Augmenting Adversarial Attacks: Enhancing Text-to-Image Synthesis with Self-Augmentation

Augmenting Adversarial Attacks: Enhancing Text-to-Image Synthesis with Self-Augmentation

Deep learning models have revolutionized image-text retrieval, enabling us to search for images based on their textual descriptions and vice versa. However, these models are vulnerable to adversarial attacks, which can manipulate the model’s predictions by introducing subtle changes in the input data.
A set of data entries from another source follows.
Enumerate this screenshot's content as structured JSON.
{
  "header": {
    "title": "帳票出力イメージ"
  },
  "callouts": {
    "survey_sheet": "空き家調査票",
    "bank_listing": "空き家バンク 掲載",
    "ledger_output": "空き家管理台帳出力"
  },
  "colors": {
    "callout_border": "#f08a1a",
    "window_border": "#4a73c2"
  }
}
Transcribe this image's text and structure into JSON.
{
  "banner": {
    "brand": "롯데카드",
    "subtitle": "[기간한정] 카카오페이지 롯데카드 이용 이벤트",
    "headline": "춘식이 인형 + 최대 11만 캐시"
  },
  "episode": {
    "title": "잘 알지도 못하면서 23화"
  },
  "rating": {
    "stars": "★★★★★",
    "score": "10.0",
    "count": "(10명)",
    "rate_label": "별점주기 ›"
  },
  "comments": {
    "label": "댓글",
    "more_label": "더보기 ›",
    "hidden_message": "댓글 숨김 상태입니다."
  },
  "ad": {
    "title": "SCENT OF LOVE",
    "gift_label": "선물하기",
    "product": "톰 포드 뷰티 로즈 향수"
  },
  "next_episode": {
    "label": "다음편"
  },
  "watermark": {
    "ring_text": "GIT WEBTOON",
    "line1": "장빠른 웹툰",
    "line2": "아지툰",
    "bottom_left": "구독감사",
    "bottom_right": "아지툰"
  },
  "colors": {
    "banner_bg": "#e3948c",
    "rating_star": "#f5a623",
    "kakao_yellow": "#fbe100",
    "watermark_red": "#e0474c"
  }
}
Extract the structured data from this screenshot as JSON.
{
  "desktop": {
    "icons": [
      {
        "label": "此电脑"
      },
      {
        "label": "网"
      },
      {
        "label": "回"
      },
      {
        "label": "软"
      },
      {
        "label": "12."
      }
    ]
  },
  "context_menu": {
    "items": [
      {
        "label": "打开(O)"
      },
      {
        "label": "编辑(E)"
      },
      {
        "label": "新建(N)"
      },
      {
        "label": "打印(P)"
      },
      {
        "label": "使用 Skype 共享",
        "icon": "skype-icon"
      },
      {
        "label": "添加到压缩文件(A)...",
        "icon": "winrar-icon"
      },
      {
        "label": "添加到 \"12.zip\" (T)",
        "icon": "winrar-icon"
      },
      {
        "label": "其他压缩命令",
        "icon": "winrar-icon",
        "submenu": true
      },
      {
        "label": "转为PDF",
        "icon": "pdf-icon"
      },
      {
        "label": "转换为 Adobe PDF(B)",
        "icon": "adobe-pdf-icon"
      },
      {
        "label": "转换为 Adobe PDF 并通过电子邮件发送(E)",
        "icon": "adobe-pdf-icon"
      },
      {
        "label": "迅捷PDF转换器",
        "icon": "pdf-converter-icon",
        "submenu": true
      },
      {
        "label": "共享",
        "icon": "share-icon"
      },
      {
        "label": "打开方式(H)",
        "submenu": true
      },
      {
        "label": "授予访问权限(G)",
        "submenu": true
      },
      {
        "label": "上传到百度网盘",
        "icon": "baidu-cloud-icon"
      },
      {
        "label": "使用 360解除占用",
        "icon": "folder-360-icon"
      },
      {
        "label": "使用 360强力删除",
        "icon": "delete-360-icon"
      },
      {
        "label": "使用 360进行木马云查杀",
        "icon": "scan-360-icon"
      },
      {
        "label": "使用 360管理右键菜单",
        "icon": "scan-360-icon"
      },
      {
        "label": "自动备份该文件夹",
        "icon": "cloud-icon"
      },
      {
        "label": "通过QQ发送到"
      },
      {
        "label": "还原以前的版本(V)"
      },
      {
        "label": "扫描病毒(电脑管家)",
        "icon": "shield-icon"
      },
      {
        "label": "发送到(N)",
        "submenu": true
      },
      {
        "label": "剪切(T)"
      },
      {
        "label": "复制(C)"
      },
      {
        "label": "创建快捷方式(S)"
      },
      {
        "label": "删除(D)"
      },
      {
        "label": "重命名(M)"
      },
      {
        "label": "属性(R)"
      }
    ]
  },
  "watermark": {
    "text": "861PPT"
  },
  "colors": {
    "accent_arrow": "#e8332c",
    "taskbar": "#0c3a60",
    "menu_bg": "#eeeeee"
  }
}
In this article, we explore the effectiveness of these attacks on image-text retrieval tasks and introduce a novel method to generate adversarial texts that can fool the model into retrieving misleading results.
To demonstrate the power of our approach, we conducted experiments on two popular datasets: Flickr30K and COCO. Our results show that our adversarial texts can successfully manipulate the model’s predictions, causing it to retrieve images that are not relevant to the input text. We also observed that our method is effective in generating adversarial images that can fool the model into retrieving misleading results.
Our work has important implications for the field of computer vision and natural language processing. Adversarial attacks can undermine the reliability of image-text retrieval models, which are increasingly being used in real-world applications. By developing effective methods to generate adversarial texts and images, we can improve the robustness of these models and prevent malicious attacks.
In summary, this article provides a comprehensive overview of adversarial attacks on deep learning models for image-text retrieval and introduces a novel method to generate adversarial texts that can manipulate the model’s predictions. Our experimental results demonstrate the effectiveness of our approach and highlight the importance of developing robust models against adversarial attacks.